The 25th anniversary celebration comes as the LPGA is experiencing a baby boom with eight new arrivals over the past two years. Eleven mothers are currently competing on tour and this week there are nine mothers and 12 kids using the Child Development Center.
“It meant being able to live my dream of playing on the LPGA while living my other dream of being a mother,” Karen Stupples, a former player and now Golf Channel commentator, said about childcare. Her son, Logan, is 12.
When it comes to the Child Development Center there is the past, the present and the future. Those whose careers were made possible in the early days of the Smucker’s support include Danielle Ammaccapane, Pat Hurst, Carin Koch, Catrin Nilsmark, Denise Killeen, Juli Inkster, Catriona Matthew and Stupples.
“I couldn’t have played without it. Day care allowed me to go do my job knowing my children were in a safe, caring place. Life on tour is a unique traveling circus moving from place to place. Day care allowed us to be able to live that life.” – Former LPGA player Denise Killeen
The moms on tour now include Piller, Lewis, Icher, Suzann Pettersen and Cristie Kerr. And then there are the mothers in waiting: Sarah Jane Smith, Jackie Stoelting and Brittany Lincicome are expecting in 2019.
“I can’t fathom what I would have done without it,” said Killeen, a former player whose son, Drew, was born in 1998 and daughter, Kaleigh, came along in 2000. With her husband, John, a caddie on the LPGA since the 1980s, also on the road, day care was essential.
“I couldn’t have played without it,” Killeen said. “Day care allowed me to go do my job knowing my children were in a safe, caring place. Life on tour is a unique traveling circus moving from place to place. Day care allowed us to be able to live that life.”
Tour life is very much like being in a circus. The entourage rolls into town on Monday, plays a practice round, the pro-am, the tournament, then rolls on to the next town. It’s a tight family and when Smucker’s came along to support childcare the family became closer.

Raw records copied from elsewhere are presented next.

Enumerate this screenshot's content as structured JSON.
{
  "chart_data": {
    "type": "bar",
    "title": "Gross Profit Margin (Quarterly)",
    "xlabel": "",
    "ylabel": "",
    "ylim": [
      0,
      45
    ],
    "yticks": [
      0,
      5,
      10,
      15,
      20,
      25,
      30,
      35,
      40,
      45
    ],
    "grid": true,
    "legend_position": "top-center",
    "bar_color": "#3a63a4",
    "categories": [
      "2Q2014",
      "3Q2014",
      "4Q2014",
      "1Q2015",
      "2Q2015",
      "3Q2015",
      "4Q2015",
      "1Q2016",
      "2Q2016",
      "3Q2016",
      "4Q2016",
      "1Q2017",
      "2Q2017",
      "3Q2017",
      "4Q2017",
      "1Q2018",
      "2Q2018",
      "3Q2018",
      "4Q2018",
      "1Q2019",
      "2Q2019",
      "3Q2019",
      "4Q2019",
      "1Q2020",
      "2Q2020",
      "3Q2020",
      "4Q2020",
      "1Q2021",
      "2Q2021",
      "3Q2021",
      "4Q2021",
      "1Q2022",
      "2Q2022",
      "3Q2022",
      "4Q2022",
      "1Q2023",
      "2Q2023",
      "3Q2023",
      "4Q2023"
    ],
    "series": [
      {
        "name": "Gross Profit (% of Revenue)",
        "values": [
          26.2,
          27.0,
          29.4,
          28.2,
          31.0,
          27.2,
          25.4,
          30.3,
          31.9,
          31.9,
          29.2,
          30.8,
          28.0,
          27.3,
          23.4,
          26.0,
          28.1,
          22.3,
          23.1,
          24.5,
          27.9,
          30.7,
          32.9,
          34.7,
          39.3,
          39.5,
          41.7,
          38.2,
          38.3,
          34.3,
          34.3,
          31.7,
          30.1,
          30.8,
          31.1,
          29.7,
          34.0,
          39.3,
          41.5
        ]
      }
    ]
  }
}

“When they started it, Tony (Verive) ran childcare, Keith (Kendall) did the fitness trailer and I had the equipment van,” said Paul Boehmer, who still is the equipment guru for the LPGA. “So we were childcare, health care and club care,” Boehmer said. “The players called us the Care Bears.”
The impact of the childcare facility is enormous. Earlier this year, at the Hugel-Air Premia L.A. Open, Lewis had to take her daughter to the hospital before her husband, Gerrod, arrived at the tournament, causing her to get just a few hours of sleep before her round.
“The lady at day care said if that happens again you better call me and she would help me at night if I was by myself,” Lewis said.
The Child Development Center supported by Smucker’s makes it possible for women to live the life of an LPGA player. For 25 years, with some of its alumni now out of college, it’s been a safe haven for children so Mom can go about her job with peace of mind – just like Rosie the Riveter.